American businessman (1923–2003)

Robert Taira (November 5, 1923 in Hilo, Hawaii – May 29, 2003 in Torrance, California) was the founder of King's Hawaiian bakery.

== Biography ==
Taira was born and raised in Hilo, the ninth of eleven children of Okinawan immigrants.

He served in the U.S. Army as a translator during the occupation of Japan after World War II. He thought that as a result of the occupation, Japan's insular culture would become more receptive to Western culture and Western goods, and began to dream about opening various businesses in Japan. He considered clothing and jewelry, but finally decided to open a Western-style bakery. After his discharge from the Army, Taira attended baking schools in Hilo and Chicago, but was unable to return to Japan as planned when the Korean War broke out in 1950 and Japan closed its borders to regular civilians. Instead, he opened Robert's Bakery that year in his hometown of Hilo.

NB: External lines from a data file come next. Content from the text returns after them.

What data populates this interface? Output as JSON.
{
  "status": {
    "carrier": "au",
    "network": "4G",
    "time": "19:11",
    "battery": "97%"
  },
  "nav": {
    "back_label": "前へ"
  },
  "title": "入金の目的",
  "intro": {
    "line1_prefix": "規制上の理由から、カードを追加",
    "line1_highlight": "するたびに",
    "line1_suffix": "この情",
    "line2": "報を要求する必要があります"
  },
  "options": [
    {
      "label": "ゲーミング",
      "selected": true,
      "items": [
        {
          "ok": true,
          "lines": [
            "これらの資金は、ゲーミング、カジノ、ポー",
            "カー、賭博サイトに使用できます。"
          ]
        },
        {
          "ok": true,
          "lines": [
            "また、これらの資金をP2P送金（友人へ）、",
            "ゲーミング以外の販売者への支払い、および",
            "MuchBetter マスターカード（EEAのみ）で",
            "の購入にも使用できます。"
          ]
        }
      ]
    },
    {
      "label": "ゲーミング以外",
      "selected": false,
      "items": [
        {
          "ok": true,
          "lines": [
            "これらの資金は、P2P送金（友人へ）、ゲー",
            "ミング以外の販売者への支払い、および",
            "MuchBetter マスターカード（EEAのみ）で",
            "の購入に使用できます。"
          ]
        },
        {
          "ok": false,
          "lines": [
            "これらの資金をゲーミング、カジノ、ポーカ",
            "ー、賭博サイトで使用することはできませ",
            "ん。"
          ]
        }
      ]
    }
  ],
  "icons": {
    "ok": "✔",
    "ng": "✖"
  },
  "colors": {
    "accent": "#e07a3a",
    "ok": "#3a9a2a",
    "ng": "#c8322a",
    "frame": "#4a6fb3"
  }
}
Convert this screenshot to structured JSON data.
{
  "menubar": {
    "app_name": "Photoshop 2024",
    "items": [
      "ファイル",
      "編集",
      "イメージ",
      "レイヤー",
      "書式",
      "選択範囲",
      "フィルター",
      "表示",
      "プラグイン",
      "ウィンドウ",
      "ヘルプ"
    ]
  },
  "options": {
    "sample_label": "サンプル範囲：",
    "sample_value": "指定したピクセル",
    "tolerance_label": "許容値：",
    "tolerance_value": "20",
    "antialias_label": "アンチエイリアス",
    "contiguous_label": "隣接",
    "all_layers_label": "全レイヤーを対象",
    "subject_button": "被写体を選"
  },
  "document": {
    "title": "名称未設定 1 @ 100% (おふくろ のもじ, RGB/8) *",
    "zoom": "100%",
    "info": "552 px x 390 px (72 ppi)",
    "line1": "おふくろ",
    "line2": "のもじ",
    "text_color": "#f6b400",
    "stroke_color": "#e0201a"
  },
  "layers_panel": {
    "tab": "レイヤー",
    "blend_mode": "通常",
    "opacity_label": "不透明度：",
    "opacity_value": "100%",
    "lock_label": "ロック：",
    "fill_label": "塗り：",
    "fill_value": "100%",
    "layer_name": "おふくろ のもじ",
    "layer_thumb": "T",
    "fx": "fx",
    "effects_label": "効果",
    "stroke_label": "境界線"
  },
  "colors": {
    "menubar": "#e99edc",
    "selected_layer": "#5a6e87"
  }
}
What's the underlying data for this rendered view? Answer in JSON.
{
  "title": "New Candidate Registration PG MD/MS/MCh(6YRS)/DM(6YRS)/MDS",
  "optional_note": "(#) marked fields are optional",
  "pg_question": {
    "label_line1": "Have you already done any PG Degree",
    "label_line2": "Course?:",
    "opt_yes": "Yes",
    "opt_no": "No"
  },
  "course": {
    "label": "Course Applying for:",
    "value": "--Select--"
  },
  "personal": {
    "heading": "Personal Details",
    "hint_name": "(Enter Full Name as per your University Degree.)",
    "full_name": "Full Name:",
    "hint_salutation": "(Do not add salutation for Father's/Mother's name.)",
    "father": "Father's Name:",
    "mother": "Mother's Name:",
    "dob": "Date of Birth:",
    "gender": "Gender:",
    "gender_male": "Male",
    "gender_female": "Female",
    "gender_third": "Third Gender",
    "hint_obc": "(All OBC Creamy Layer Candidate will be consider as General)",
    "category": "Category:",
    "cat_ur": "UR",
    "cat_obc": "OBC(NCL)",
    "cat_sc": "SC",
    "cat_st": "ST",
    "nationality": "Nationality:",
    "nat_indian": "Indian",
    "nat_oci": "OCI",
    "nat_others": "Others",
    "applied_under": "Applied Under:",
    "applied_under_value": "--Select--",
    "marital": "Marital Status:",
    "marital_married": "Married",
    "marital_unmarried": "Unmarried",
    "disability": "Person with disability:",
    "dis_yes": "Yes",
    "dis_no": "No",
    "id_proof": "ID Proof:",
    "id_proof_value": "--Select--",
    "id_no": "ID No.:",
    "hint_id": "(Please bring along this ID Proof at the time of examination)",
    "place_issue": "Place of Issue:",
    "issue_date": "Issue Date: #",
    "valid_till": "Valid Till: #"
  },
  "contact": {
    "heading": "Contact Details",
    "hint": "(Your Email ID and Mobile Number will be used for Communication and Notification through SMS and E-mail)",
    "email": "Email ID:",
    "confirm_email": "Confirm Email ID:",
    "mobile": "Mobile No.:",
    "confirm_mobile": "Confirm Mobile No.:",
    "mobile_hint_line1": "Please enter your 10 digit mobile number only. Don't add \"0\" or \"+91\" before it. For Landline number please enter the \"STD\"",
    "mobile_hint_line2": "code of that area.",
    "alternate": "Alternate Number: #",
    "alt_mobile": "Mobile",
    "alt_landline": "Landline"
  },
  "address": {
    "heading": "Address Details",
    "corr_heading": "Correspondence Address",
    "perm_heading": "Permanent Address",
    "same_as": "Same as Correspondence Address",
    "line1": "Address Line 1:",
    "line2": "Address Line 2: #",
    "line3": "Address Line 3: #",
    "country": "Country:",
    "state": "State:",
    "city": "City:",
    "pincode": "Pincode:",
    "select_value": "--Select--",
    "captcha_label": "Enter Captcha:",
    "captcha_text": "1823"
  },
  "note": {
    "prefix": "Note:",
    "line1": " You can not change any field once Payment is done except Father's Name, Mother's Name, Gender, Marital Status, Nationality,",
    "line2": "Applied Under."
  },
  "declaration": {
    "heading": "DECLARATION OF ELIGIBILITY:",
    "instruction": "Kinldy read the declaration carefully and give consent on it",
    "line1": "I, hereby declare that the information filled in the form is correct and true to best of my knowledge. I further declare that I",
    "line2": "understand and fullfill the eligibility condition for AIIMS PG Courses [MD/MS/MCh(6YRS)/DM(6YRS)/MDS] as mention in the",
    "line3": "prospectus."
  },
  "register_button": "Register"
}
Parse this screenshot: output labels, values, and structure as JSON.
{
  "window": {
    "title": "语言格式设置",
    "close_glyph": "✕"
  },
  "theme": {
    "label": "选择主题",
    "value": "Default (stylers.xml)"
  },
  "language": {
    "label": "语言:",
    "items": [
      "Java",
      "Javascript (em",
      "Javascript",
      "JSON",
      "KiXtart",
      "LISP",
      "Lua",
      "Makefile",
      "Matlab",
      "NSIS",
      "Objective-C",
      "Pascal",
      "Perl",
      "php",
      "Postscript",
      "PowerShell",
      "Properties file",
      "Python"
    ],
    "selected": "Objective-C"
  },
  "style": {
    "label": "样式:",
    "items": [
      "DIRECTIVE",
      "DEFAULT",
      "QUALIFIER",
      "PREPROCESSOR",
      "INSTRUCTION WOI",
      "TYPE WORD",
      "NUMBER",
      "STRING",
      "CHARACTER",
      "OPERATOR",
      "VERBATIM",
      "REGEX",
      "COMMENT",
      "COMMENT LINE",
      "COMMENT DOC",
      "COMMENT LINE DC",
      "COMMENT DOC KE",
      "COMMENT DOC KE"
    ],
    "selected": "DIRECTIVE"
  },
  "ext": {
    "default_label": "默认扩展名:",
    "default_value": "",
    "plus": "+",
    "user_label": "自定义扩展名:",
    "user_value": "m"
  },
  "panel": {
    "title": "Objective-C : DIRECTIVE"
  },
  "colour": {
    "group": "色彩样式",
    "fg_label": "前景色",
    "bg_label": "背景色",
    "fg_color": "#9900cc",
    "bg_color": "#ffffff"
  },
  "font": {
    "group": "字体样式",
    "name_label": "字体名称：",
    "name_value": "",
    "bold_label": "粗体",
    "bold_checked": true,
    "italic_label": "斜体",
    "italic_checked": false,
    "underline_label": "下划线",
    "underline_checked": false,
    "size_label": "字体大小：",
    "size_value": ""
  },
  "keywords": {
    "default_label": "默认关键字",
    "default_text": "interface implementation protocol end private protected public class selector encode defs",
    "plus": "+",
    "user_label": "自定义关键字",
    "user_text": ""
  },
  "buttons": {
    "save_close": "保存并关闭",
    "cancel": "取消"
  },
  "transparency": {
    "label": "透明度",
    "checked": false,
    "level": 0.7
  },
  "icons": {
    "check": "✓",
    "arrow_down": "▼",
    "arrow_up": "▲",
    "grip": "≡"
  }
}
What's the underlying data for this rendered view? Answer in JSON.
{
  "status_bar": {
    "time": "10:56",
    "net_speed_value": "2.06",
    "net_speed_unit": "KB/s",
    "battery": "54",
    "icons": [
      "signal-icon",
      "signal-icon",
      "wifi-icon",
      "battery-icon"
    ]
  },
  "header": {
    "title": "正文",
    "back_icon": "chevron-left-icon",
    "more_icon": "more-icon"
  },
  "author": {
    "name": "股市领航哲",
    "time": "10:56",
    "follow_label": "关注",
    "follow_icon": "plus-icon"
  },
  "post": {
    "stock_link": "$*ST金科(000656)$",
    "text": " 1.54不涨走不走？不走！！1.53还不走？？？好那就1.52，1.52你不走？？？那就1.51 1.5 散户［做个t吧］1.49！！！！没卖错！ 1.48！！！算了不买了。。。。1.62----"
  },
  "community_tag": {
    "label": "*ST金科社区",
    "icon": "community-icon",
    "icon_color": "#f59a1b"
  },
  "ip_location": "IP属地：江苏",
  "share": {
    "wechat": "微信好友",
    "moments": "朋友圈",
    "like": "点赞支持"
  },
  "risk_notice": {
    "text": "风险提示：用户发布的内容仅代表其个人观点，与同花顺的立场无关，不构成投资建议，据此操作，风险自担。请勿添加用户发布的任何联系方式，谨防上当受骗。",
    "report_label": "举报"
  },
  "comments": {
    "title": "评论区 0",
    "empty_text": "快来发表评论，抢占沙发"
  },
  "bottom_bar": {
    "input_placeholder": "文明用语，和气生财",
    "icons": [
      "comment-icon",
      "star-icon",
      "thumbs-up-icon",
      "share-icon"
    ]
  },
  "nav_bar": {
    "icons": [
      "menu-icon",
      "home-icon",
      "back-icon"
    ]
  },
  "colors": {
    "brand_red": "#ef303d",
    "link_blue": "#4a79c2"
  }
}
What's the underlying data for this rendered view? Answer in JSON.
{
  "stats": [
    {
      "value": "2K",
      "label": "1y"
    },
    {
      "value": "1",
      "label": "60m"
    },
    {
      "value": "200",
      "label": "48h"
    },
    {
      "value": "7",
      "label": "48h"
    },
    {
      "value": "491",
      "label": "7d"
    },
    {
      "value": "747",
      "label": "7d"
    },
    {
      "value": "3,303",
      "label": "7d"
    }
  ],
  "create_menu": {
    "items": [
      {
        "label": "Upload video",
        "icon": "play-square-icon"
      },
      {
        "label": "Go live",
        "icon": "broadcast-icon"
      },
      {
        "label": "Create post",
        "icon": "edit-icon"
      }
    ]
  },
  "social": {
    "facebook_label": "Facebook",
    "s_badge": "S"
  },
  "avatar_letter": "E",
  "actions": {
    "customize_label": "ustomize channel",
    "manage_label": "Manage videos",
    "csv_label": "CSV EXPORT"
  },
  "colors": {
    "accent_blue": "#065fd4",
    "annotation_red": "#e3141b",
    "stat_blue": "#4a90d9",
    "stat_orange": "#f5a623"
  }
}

Taira initially specialized in baking fine cakes, while exploring other baked goods in his spare time. Like many children in Hawaii, Taira had enjoyed Portuguese sweet bread while growing up, but knew it was derisively called "stone bread" because of its notorious tendency to turn hard as a rock within one day. This meant it had to be purchased from a local bakery and immediately eaten fresh from the oven. His big break came when he succeeded in tweaking the recipe to extend the bread's short shelf life, while maintaining its cake-like flavor and texture. He transformed it into a shelf-stable product that could be mass-produced, distributed to and conveniently sold in regular supermarkets, and eaten by consumers at their leisure.

Taira moved his bakery to King Street in Honolulu in 1963 and renamed it after that street. His sweet bread recipe, branded as Hawaiian bread, became extremely popular in Hawaii and then the entire West Coast of the United States. After many years of success he moved his business to the mainland United States, building a bakery in Torrance, California in 1977. It is one of the largest bakeries in the South Bay area. By the 1980s his bakery grossed US$20 million annually.

Although he was now leading a large-scale industrial bakery, Taira remained a pastry chef at heart. In 1988, he opened King's Hawaiian Bakery and Restaurant in Torrance, which still sells a much broader range of baked goods beyond Hawaiian bread.

His family now owns and operates both his industrial bakery as well as his regular bakery and restaurant. Taira’s son, Mark Taira, took over the operations of the company in 1983.